GSA Annual Meeting in Denver, Colorado, USA - 2016

Paper No. 114-10
Presentation Time: 10:55 AM

SUBSIDENCE ANALYSIS AND SEDIMENTOLOGY INDICATES A WRENCH BASIN FOR THE WESTERN PORTION OF THE TAOS TROUGH (Invited Presentation)


SWEET, Dustin E., Department of Geosciences, Texas Tech University, MS 1053, Science Building 125, Lubbock, TX 79409, dustin.sweet@ttu.edu

The Taos trough is a late Paleozoic basin that accumulated sediments derived from uplifted Precambrian-cored blocks during the ancestral Rocky Mountain orogenic event. Proposed models of the basin evolution are conflicting. One model suggests that basin subsidence was driven by thrust-loading of the western margin of the basin. Whereas, the other model proposes a wrench basin where the western margin is a strike-slip fault. In the wrench model, basin subsidence is assumed to be driven by block rotation during intrabasinal thrusting coupled with a dip-slip component along the Picuris-Pecos fault.

A composite stratigraphic column, compiled from localities in the axis of the Taos trough, was subjected to backstripping to assess the magnitude and duration of subsidence. Using a combination of existing biostratigraphic control and new conodont biostratigraphy, subsidence began in the Early Pennsylvanian, reached the highest rate and magnitude in the Desmoinesian, and then greatly diminished by Late Pennsylvanian. An uptick in subsidence rate and magnitude occurred in the early Permian before essentially ceasing by the end of the Leonardian. Magnitude and duration of subsidence most closely compare to geohistory curves of basins located in strike-slip settings.

Sediment transport indicators in shallow marine facies demonstrate transport directions that range from southwest to northwest. Nonmarine directional transport indicators predominantly align in a southwest direction. This data signals an eastern provenance for the study area. Pennsylvanian strata form a growth syncline adjacent to Laramide-aged thrusts in the Taos trough indicating these thrusts were also active in the Pennsylvanian. Thus, intrabasinal Precambrian-cored thrust blocks are the preferred provenance region rather than the far-field Sierra Grande uplift.
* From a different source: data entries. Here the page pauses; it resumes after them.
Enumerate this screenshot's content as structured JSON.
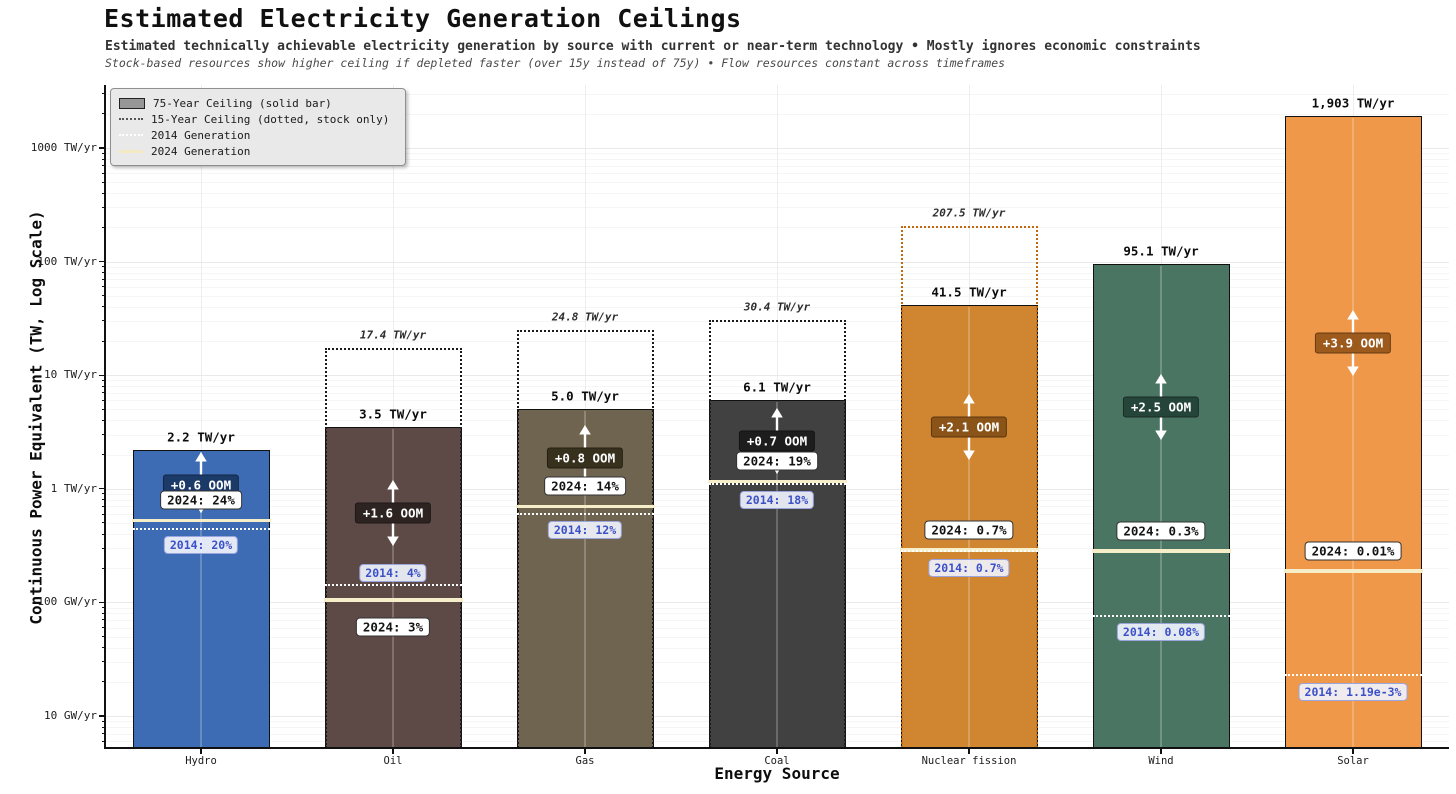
{
  "page": {
    "title": "Estimated Electricity Generation Ceilings",
    "subtitle": "Estimated technically achievable electricity generation by source with current or near-term technology • Mostly ignores economic constraints",
    "note": "Stock-based resources show higher ceiling if depleted faster (over 15y instead of 75y) • Flow resources constant across timeframes"
  },
  "legend": {
    "items": [
      {
        "swatch": "solid-bar",
        "label": "75-Year Ceiling (solid bar)"
      },
      {
        "swatch": "dotted-ceiling",
        "label": "15-Year Ceiling (dotted, stock only)"
      },
      {
        "swatch": "dotted-2014-line",
        "label": "2014 Generation"
      },
      {
        "swatch": "solid-2024-line",
        "label": "2024 Generation"
      }
    ]
  },
  "axes": {
    "x_title": "Energy Source",
    "y_title": "Continuous Power Equivalent (TW, Log Scale)",
    "y_tick_labels": [
      "1000 TW/yr",
      "100 TW/yr",
      "10 TW/yr",
      "1 TW/yr",
      "100 GW/yr",
      "10 GW/yr"
    ],
    "y_tick_values_tw": [
      1000,
      100,
      10,
      1,
      0.1,
      0.01
    ]
  },
  "chart_data": {
    "type": "bar",
    "y_scale": "log",
    "y_unit": "TW continuous power equivalent",
    "ylim_tw": [
      0.005,
      3600
    ],
    "grid": "on",
    "legend_position": "upper-left",
    "categories": [
      "Hydro",
      "Oil",
      "Gas",
      "Coal",
      "Nuclear fission",
      "Wind",
      "Solar"
    ],
    "bars": [
      {
        "name": "Hydro",
        "color": "#3d6cb4",
        "ceiling_75y_tw": 2.2,
        "ceiling_75y_label": "2.2 TW/yr",
        "ceiling_15y_tw": null,
        "ceiling_15y_label": null,
        "ceiling_15y_color": null,
        "gen_2024_tw": 0.528,
        "share_2024_pct": 24,
        "label_2024": "2024: 24%",
        "gen_2014_tw": 0.44,
        "share_2014_pct": 20,
        "label_2014": "2014: 20%",
        "oom_label": "+0.6 OOM",
        "oom_badge_color": "#1c3a67"
      },
      {
        "name": "Oil",
        "color": "#5d4a47",
        "ceiling_75y_tw": 3.5,
        "ceiling_75y_label": "3.5 TW/yr",
        "ceiling_15y_tw": 17.4,
        "ceiling_15y_label": "17.4 TW/yr",
        "ceiling_15y_color": "#1a1a1a",
        "gen_2024_tw": 0.105,
        "share_2024_pct": 3,
        "label_2024": "2024: 3%",
        "gen_2014_tw": 0.14,
        "share_2014_pct": 4,
        "label_2014": "2014: 4%",
        "oom_label": "+1.6 OOM",
        "oom_badge_color": "#2d2422"
      },
      {
        "name": "Gas",
        "color": "#6f6450",
        "ceiling_75y_tw": 5.0,
        "ceiling_75y_label": "5.0 TW/yr",
        "ceiling_15y_tw": 24.8,
        "ceiling_15y_label": "24.8 TW/yr",
        "ceiling_15y_color": "#1a1a1a",
        "gen_2024_tw": 0.7,
        "share_2024_pct": 14,
        "label_2024": "2024: 14%",
        "gen_2014_tw": 0.6,
        "share_2014_pct": 12,
        "label_2014": "2014: 12%",
        "oom_label": "+0.8 OOM",
        "oom_badge_color": "#37301d"
      },
      {
        "name": "Coal",
        "color": "#414141",
        "ceiling_75y_tw": 6.1,
        "ceiling_75y_label": "6.1 TW/yr",
        "ceiling_15y_tw": 30.4,
        "ceiling_15y_label": "30.4 TW/yr",
        "ceiling_15y_color": "#1a1a1a",
        "gen_2024_tw": 1.16,
        "share_2024_pct": 19,
        "label_2024": "2024: 19%",
        "gen_2014_tw": 1.1,
        "share_2014_pct": 18,
        "label_2014": "2014: 18%",
        "oom_label": "+0.7 OOM",
        "oom_badge_color": "#1d1d1d"
      },
      {
        "name": "Nuclear fission",
        "color": "#d08631",
        "ceiling_75y_tw": 41.5,
        "ceiling_75y_label": "41.5 TW/yr",
        "ceiling_15y_tw": 207.5,
        "ceiling_15y_label": "207.5 TW/yr",
        "ceiling_15y_color": "#c2690f",
        "gen_2024_tw": 0.29,
        "share_2024_pct": 0.7,
        "label_2024": "2024: 0.7%",
        "gen_2014_tw": 0.28,
        "share_2014_pct": 0.7,
        "label_2014": "2014: 0.7%",
        "oom_label": "+2.1 OOM",
        "oom_badge_color": "#8a5318"
      },
      {
        "name": "Wind",
        "color": "#4b7563",
        "ceiling_75y_tw": 95.1,
        "ceiling_75y_label": "95.1 TW/yr",
        "ceiling_15y_tw": null,
        "ceiling_15y_label": null,
        "ceiling_15y_color": null,
        "gen_2024_tw": 0.285,
        "share_2024_pct": 0.3,
        "label_2024": "2024: 0.3%",
        "gen_2014_tw": 0.076,
        "share_2014_pct": 0.08,
        "label_2014": "2014: 0.08%",
        "oom_label": "+2.5 OOM",
        "oom_badge_color": "#25443a"
      },
      {
        "name": "Solar",
        "color": "#f0984a",
        "ceiling_75y_tw": 1903,
        "ceiling_75y_label": "1,903 TW/yr",
        "ceiling_15y_tw": null,
        "ceiling_15y_label": null,
        "ceiling_15y_color": null,
        "gen_2024_tw": 0.19,
        "share_2024_pct": 0.01,
        "label_2024": "2024: 0.01%",
        "gen_2014_tw": 0.0226,
        "share_2014_pct": 0.00119,
        "label_2014": "2014: 1.19e-3%",
        "oom_label": "+3.9 OOM",
        "oom_badge_color": "#9c5a1d"
      }
    ]
  }
}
This analysis demonstrates that structural models for the Taos trough must be compatible with strain partitioning that allows north-south dextral strike-slip motion and east-verging thrusts. For the western Taos trough, subsidence analysis and sediment transport indicators are most consistent with the proposed wrench model. However, subsidence for the eastern portion of the Taos trough region may largely have been through thrust loading.